Ed duduk lebih dekat. Pemuda itu mengambil buku yang teronggok di atas meja. Saat melihat judul dan nama pnulisnya, seulas senyum tipis kemudian mengumbar di bibirnya.
“Ada perasaan takut saat memasuki bagian pertegahan buku ini,” kata Rainy.
“Aku justru ngeri saat membaca blurb-nya. Bagaimana rasanya patah hati yang hebat itu? Apakah kau mampu menggambarkannya?” tanya Ed.
Seminggu setelah kepergian Ed dan Jo dari Jakarta, Rainy mencari kesibukan sendiri untuk membunuh rasa sepi.
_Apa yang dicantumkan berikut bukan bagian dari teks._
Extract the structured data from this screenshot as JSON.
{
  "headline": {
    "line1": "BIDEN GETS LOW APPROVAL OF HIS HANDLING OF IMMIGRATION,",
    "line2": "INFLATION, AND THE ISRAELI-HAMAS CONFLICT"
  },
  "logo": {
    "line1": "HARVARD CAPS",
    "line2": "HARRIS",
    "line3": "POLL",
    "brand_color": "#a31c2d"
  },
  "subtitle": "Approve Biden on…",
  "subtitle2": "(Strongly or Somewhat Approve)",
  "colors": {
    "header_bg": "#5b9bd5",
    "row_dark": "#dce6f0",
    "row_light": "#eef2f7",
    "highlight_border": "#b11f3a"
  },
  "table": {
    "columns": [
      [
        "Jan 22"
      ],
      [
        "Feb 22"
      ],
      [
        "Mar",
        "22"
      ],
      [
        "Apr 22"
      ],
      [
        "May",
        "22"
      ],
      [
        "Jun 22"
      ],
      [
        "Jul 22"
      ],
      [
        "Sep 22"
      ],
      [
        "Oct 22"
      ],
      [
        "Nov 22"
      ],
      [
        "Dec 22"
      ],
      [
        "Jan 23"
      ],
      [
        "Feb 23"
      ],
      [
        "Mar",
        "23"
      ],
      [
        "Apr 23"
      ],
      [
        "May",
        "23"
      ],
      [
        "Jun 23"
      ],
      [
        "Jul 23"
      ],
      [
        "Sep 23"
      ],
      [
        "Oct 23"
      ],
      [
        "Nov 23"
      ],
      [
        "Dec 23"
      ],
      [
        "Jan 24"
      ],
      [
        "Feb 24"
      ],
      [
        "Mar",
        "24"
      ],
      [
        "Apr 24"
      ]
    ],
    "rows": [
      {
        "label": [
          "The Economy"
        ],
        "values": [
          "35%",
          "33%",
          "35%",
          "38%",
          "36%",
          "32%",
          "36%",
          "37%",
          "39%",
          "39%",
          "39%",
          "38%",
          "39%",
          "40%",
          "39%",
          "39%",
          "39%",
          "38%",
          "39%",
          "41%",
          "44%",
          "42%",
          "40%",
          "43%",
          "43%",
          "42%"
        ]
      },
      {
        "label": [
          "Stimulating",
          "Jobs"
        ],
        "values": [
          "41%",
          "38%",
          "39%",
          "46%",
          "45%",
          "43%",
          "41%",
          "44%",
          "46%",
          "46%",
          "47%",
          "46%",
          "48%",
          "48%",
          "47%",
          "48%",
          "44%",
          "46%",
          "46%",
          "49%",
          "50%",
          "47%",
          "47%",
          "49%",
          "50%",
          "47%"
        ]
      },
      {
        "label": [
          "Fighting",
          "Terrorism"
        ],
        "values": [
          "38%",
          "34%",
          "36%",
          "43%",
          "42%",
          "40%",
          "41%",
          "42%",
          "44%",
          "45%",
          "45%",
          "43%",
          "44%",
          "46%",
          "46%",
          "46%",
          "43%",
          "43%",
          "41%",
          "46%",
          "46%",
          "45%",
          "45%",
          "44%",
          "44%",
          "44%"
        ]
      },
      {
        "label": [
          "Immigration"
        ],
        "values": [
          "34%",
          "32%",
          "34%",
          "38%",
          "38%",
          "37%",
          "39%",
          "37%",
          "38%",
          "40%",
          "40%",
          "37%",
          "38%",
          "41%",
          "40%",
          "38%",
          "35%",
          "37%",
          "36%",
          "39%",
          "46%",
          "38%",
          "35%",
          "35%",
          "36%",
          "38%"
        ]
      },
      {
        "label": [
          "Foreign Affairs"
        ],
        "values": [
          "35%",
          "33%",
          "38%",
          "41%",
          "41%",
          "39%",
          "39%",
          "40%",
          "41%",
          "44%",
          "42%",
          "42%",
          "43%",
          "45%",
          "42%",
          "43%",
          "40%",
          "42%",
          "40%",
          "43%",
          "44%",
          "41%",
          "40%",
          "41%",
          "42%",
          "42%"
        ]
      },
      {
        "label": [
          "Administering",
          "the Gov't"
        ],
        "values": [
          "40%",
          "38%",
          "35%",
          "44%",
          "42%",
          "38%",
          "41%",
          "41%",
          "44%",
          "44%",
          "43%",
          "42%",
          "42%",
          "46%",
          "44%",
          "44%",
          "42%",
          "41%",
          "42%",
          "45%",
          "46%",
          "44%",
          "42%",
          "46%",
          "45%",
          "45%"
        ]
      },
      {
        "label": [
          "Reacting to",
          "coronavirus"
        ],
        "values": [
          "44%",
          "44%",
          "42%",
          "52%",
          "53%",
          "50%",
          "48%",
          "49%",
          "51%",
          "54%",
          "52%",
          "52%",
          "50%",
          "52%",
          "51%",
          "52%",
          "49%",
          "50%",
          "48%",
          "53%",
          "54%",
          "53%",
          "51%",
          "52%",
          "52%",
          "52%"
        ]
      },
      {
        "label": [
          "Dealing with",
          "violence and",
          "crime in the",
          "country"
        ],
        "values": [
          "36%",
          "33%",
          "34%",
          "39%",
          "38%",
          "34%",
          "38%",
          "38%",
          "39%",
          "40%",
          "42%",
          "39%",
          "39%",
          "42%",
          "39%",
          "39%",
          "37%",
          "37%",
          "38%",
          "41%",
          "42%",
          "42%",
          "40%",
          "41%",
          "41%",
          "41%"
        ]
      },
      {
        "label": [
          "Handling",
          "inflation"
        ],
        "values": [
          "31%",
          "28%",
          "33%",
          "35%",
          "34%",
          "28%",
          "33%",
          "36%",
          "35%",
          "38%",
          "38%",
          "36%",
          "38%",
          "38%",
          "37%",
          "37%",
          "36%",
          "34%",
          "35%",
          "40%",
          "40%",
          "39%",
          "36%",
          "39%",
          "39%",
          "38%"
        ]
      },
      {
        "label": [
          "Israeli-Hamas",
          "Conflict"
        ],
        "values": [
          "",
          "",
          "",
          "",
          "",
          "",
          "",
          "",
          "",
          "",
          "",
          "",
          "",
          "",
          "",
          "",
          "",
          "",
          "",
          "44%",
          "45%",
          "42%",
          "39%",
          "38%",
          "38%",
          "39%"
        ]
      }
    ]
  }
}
Tidak ada yang bisa dia lakukan. Pelarian terakhir adalah berburu buku-buku yang dulu belum sempat di bacanya. Perburuan itu berhasil dan hasilnya adalah beberapa buku tebal dari pengarang kesukaannya dan sebuah buku bersampul biru lembut.
Sebenarnya Rainy sudah menyelesaikan buku itu beberapa hari yang lalu. Namun keinginan untuk mengulang terus membuncah dalam pikirannya. Apalagi saat konflik yang dialami oleh tokoh di dalamnya. Rainy bahkan sempat membawa itu pada dirinya sendiri. Dia mengingat Ed, dia melihat dirnya sendiri, bahkan Rainy teringat dengan hubungan mereka sendiri. Ada sesuatu yang mengusik dalam batinnya. Sebuah rasa yang mengganjal dadanya sendiri.
Perpisahan. Jarak. Dua hal itu menari dalam benaknya.
Perpisahan membuat orang mengalami saat-saat yang cemas. Sementara jarak adalah sesuatu yang menciptakan rindu. Mampukah mereka menepis godaan atas dua hal tersebut?